Marcus Smith Noel, MD
SM-88, a novel compound that attacks oncogenic metabolic pathways, is under development for patients with metastatic pancreatic cancer and other solid tumors, raising the potential for a tumor-agnostic therapy.
In the single-arm study, participants will receive SM-88 daily in an oral formulation. The drug consists of an investigational agent, the tyrosine derivative D,L-alphametyrosine, and 3 repurposed drugs: an mTOR inhibitor, sirolimus; a CYP3A4 inducer, phenytoin; and an oxidative stress catalyst, methoxsalen.

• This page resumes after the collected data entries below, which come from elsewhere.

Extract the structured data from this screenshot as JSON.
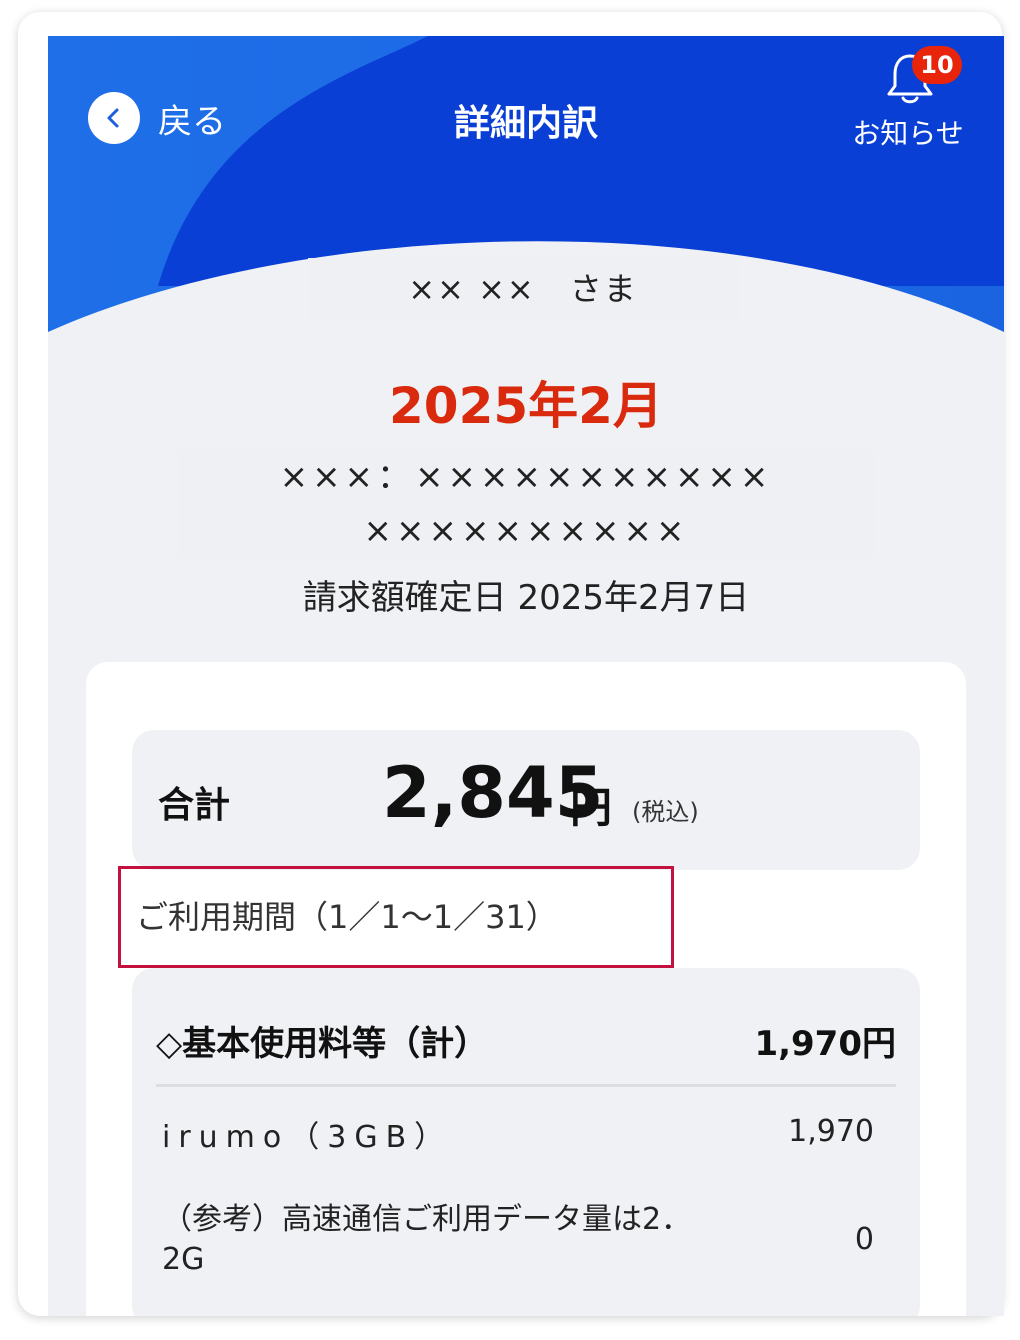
{
  "header": {
    "back_label": "戻る",
    "title": "詳細内訳",
    "notice_label": "お知らせ",
    "notice_count": "10"
  },
  "customer_name": "×× ××　さま",
  "billing_month": "2025年2月",
  "contract_line1": "×××：×××××××××××",
  "contract_line2": "××××××××××",
  "confirm_date": "請求額確定日 2025年2月7日",
  "total": {
    "label": "合計",
    "amount": "2,845",
    "currency": "円",
    "tax_note": "(税込)"
  },
  "period": "ご利用期間（1／1〜1／31）",
  "detail": {
    "heading": "◇基本使用料等（計）",
    "heading_total": "1,970円",
    "rows": [
      {
        "label": "irumo（3GB）",
        "value": "1,970"
      },
      {
        "label": "（参考）高速通信ご利用データ量は2．2G",
        "value": "0"
      }
    ]
  },
  "colors": {
    "header_blue": "#0a3fd6",
    "accent_red": "#d92a0e",
    "highlight_border": "#c4103e",
    "badge_red": "#e8240a"
  },
  "icons": {
    "back": "chevron-left-icon",
    "notice": "bell-icon"
  }
}
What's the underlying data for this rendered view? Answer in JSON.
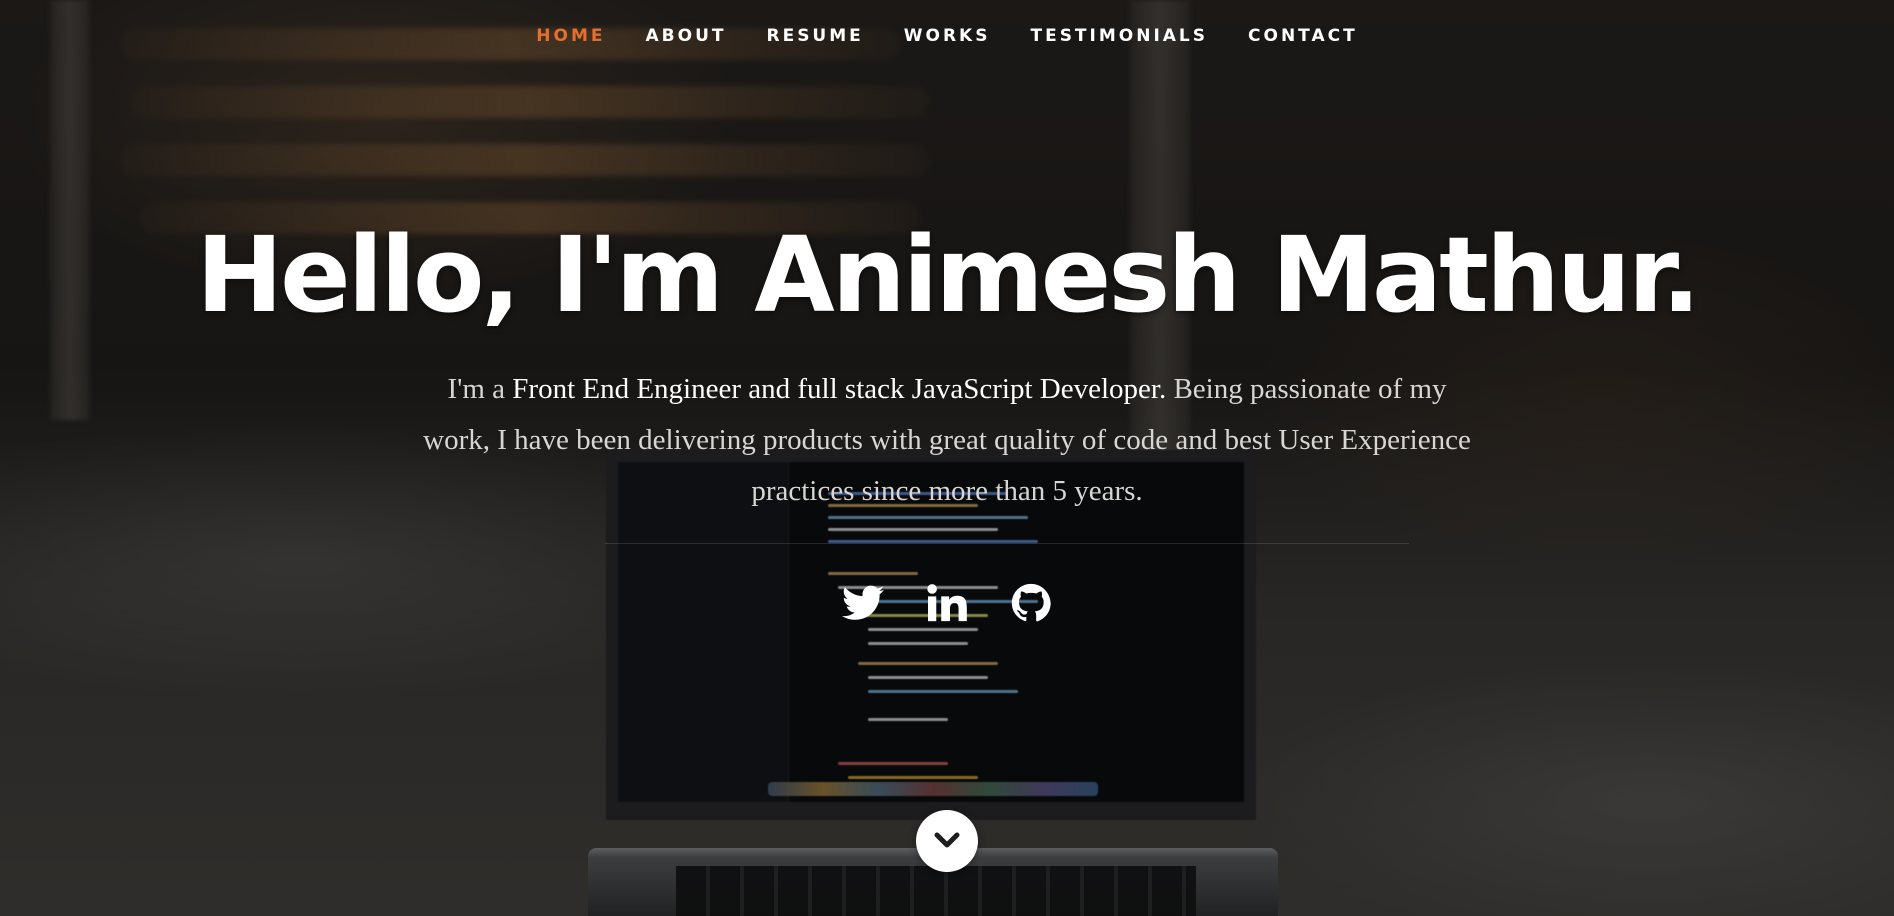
{
  "nav": {
    "items": [
      {
        "label": "HOME",
        "current": true
      },
      {
        "label": "ABOUT",
        "current": false
      },
      {
        "label": "RESUME",
        "current": false
      },
      {
        "label": "WORKS",
        "current": false
      },
      {
        "label": "TESTIMONIALS",
        "current": false
      },
      {
        "label": "CONTACT",
        "current": false
      }
    ],
    "accent_color": "#e3702d"
  },
  "banner": {
    "headline": "Hello, I'm Animesh Mathur.",
    "intro_prefix": "I'm a ",
    "intro_role": "Front End Engineer and full stack JavaScript Developer.",
    "intro_rest": " Being passionate of my work, I have been delivering products with great quality of code and best User Experience practices since more than 5 years."
  },
  "social": [
    {
      "icon": "twitter-icon"
    },
    {
      "icon": "linkedin-icon"
    },
    {
      "icon": "github-icon"
    }
  ],
  "scroll_down": {
    "icon": "chevron-down-icon"
  }
}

The compound seeks to exploit the Warburg effect, a metabolic process through which cancer cells use aerobic glycolysis to increase glucose uptake and fermentation to promote their own growth, survival, proliferation, and long-term maintenance.1
“The thought process is that D,L-alphametyrosine will essentially alter the metabolism of pancreatic cancer,” Marcus Smith Noel, MD, a leading investigator into SM-88, said in an interview with OncologyLive®. “All cancers are able to thrive in an oxidative environment…an environment that is deprived of nutrients and oxygen. This denatured agent plus the 3 other repurposed drugs are designed to capitalize on that, such that they’re going to increase uptake of D,L-metyrosine into the cell and, hopefully, that will result in cell death.”
Early Data Show Promise
Noel, an assistant professor at University of Rochester Medicine’s Wilmot Cancer Institute in New York, presented data from part 1 of Tyme- 88-Panc at the 2018 Gastrointestinal Cancers Symposium. Patients were randomly assigned to D,L-alpha-metyrosine at a twice-daily dosage of either 230 mg or 460 mg. In both arms, patients also received 10 mg/day of methoxsalen, 50 mg/ day of phenytoin, and 0.5 mg/day of sirolimus.